The Munch Museum in Oslo
has published more than 7,600 of the artist’s drawings online, making
them free to access for any purpose—even merchandising. The three-year
project to digitise the works, billed as a digital catalogue raisonné,
responds to a wider call for museums to waive image fees for works in
their collections that are out of copyright.
The
drawings date from 1873, when Edvard Munch was a boy of ten, to 1943,
the year before his death. “He drew incessantly and almost anywhere,”

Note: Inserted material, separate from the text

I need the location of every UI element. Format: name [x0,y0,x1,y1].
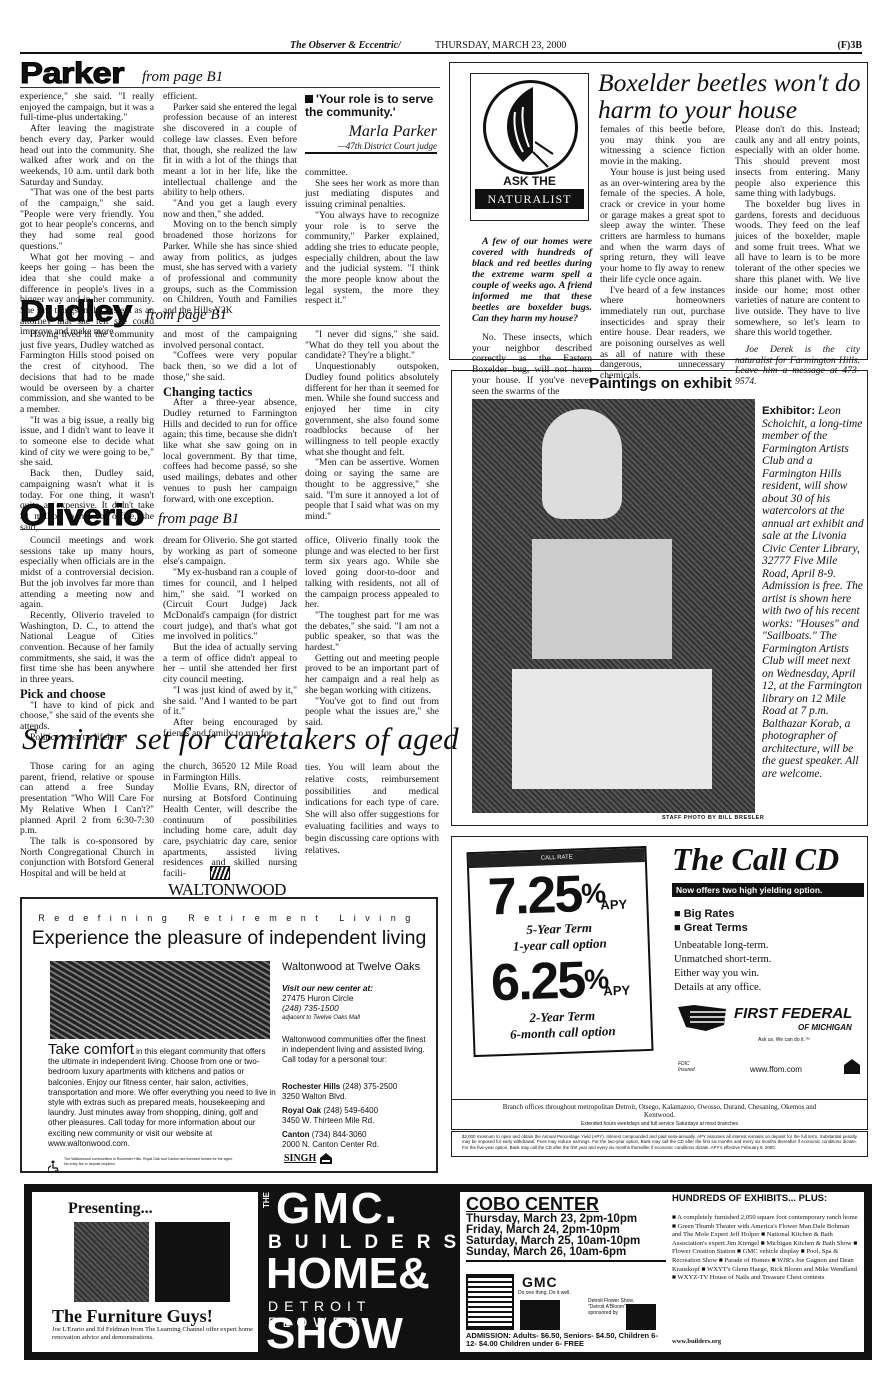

says Stein Olav Henrichsen, the Munch Museum’s director. More than 90%
of the digitised works belong to the museum, but the online database also includes items from other public and private collections.
Web
users can now browse studies for some of the artist’s most celebrated
paintings, including The Scream. Other compositions reveal a lighter
side: a boy skiing and girls watering flowers, portraits of shaggy dogs
and still-lifes of an orange segment and a toothbrush. Oslo landmarks
such as Old Aker Church and the Grand Café are also captured.
“It’s
very important to make these 100% public,” Henrichsen says, as they
offer a “deep dive into the creative processes of the artist”. The
Bergesen Foundation, one of Norway’s largest philanthropic
organisations, gave NKr 22m ($2.8m) towards the project, initially to
digitise the drawings but with further works expected to follow. The
grant has been “crucial”, Henrichsen says, and will also help fund a new
biography of Munch.
A
selection of the drawings will be displayed at the museum’s new venue
which, Henrichsen says, is on track to open next to the Oslo Fjord in
June 2020. There are also plans for a travelling exhibition of
highlights from the collection.
Meanwhile,
the digital catalogue raisonné could also boost the commercial market
for the artist’s work. “Munch’s fame rests disproportionately on the
global familiarity of a single image,” says Philip Hook, the senior
Impressionist and Modern art specialist at Sotheby’s, which sold the
1895 pastel version of The Scream for almost $120m in 2012. “Opening up
access to the less well-known parts of his oeuvre is important for a
fuller understanding of this remarkable artist.”